O tom testemunhal também foi aquele escolhido pela Prêmio Nobel de Literatura de 1993 Toni Morrison, ao expor sobre a Arte de Narrar. A romancista disse que ainda é inevitável, para ela, falar sobre sua condição de negra e pobre, ao escrever seus romances. Grande parte da conferência denunciou a fratura social e racial exposta pela passagem do furacão Katrina nos Estados Unidos, onde, segundo ela, subsiste uma espécie de apartheid silencioso, deliberadamente camuflado pela mídia daquele país.

No sábado, Ferreira Gullar e Mourid Barghouti falaram de suas experiências no exílio. O brasileiro foi muito ovacionado quando leu trecho de seu Poema Sujo, escrito há trinta anos, quando de sua expatriação forçada. O palestino também recitou um poema, em sua língua natal, seguido da leitura traduzida para o português, na voz do mediador Alberto Mussa. Ambos foram enfáticos ao defenderem que, embora a experiência do exílio seja um arquétipo da condição humana, deve-se lutar contra as injustiças que levam milhões de seres, em todo o mundo, a refugiarem-se nessa condição.

Linhas de combate
Mas talvez a mais inflamada de todas as discussões tenha sido aquela travada durante Profissão repórter: na linha de frente, entre Fernando Gabeira e Christopher Hitchens. Recentemente eleito como um dos cinco maiores intelectuais da atualidade, Hitchens irritou-se com o conteúdo polêmico das perguntas da platéia, após ter se declarado favorável à intervenção européia e norte-americana em países do Oriente Médio. Gabeira foi também instado a responder sobre o duvidoso futuro de Cuba e concluiu dizendo que as utopias só serviram para disseminar ódios e destruições ao longo da História.

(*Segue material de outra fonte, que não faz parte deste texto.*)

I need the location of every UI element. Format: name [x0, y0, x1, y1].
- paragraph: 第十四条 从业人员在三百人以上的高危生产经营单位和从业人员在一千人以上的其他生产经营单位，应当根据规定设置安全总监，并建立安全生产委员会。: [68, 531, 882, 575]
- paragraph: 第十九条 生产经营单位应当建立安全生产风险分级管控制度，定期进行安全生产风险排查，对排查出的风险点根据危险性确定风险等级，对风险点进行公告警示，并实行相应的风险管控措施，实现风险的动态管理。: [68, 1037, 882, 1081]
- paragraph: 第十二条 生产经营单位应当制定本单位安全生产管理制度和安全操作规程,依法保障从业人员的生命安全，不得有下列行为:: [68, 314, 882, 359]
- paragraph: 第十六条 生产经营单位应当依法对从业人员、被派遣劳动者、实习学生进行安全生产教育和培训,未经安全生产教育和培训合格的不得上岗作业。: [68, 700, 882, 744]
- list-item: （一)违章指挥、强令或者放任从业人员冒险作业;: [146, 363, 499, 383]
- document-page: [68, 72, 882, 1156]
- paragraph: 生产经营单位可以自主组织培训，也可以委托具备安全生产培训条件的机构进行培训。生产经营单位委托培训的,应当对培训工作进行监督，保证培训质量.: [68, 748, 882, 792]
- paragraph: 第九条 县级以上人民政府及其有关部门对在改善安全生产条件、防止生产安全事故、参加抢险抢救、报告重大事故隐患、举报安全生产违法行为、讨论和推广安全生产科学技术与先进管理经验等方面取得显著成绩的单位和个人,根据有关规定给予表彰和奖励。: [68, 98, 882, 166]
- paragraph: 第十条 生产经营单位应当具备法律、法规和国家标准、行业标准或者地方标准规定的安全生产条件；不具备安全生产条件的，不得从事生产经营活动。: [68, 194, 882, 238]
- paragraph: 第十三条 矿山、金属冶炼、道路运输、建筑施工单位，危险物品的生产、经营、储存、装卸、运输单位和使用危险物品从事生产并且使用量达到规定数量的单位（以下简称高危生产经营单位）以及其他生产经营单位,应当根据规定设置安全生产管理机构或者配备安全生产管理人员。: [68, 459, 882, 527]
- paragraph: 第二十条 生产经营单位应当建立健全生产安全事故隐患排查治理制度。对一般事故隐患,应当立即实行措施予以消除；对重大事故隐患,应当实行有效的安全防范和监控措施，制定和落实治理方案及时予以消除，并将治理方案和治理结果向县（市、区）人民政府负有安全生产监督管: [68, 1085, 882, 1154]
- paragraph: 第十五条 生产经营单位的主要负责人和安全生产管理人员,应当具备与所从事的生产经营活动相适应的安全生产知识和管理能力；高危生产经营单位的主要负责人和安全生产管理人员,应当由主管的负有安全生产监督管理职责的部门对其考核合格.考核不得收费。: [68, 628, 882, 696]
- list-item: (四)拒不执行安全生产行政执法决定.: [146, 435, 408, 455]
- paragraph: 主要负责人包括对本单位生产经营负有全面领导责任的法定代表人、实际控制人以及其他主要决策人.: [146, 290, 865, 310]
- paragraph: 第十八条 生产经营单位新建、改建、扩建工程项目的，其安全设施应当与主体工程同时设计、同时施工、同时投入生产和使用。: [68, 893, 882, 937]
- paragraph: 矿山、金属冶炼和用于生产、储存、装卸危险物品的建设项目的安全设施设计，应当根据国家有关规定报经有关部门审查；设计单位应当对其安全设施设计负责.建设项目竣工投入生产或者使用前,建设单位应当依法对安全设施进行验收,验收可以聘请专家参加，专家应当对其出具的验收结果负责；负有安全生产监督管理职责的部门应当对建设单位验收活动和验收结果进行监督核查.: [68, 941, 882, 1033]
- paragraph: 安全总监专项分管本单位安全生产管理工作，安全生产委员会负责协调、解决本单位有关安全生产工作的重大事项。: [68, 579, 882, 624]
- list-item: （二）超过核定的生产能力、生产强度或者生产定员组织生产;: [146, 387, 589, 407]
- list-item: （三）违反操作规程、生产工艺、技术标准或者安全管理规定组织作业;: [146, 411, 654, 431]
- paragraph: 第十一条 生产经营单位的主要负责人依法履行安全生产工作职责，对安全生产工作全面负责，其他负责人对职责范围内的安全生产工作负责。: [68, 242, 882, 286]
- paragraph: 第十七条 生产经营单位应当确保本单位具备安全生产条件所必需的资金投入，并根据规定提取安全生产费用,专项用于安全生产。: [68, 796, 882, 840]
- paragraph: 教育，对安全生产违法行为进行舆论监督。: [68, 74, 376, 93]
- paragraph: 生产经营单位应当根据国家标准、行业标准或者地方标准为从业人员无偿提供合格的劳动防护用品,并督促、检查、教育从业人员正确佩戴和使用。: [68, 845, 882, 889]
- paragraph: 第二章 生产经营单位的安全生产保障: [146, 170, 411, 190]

Nas fronteiras da narrativa, que contou com as participações da escocesa Ali Smith e do norte-americano Jonathan Safran Foer, quase conseguiu escapar do tema. O escritor, cujo último livro Extremamente alto e incrivelmente perto fala dos atentados do 11 de setembro, reclamou da falta de discussões sobre a literatura per se. Já Ali Smith, que exaltou a importância da educação literária em seu país natal, fez um breve elogio do papel que a mesma pode exercer para a construção de uma cultura da alteridade.

O último dia da FLIP começou com a fala emocionada de Adélia Prado, naquele que talvez tenha sido o discurso mais comovente da Festa. A poeta católica conclamou os presentes a uma profunda revisão de valores, falando sobre a estreita relação entre “o egoísmo de nossas existências individuais e a extrema violência da vida coletiva”. Como sempre tem feito ao longo de sua obra, a escritora mineira ressaltou a importância da poesia no cotidiano, invocando o seu poder transcendente.

Homens e livros
Em África, Áfricas, que foi praticamente a derradeira mesa da edição de 2006, já que na última propriamente dita os convidados revelaram seus livros de cabeceira, o nigero-americano Uzodinma Iweala e o angolano Ondjaki renderam tributo à infância no mais pobre dos continentes. Em Feras de lugar nenhum, Iweala denuncia as formas como o conflito armado aniquila a inocência. Já em livros como Bom dia camaradas e Quantas madrugadas tem a noite, Ondjaki explora com lirismo as memórias da infância em uma Angola pós-guerra civil.

Foto: Elisabeth VargasEmbora esta 4ª versão da Festa Literária tenha recebido muitas críticas sobre a quase onipresença de temas políticos em meio às discussões, a sensação foi de que a mesma era praticamente inevitável, devido ao alto grau de tensão, do qual não mais escapa nenhuma parte do planeta. Prova disso é a quantidade de vezes em que a palavra medo foi mencionada pelos escritores, como que para definir o sentimento que parece predominar no mundo atual. Ameaça terrorista, risco de guerra civil, catástrofes naturais que expõem discriminações seculares, tudo parece contribuir para uma pandemia pessimista. Mas quem compareceu à FLIP foi embora com a impressão de que o melhor antídoto contra a intolerância massificada ainda é o diálogo inteligente.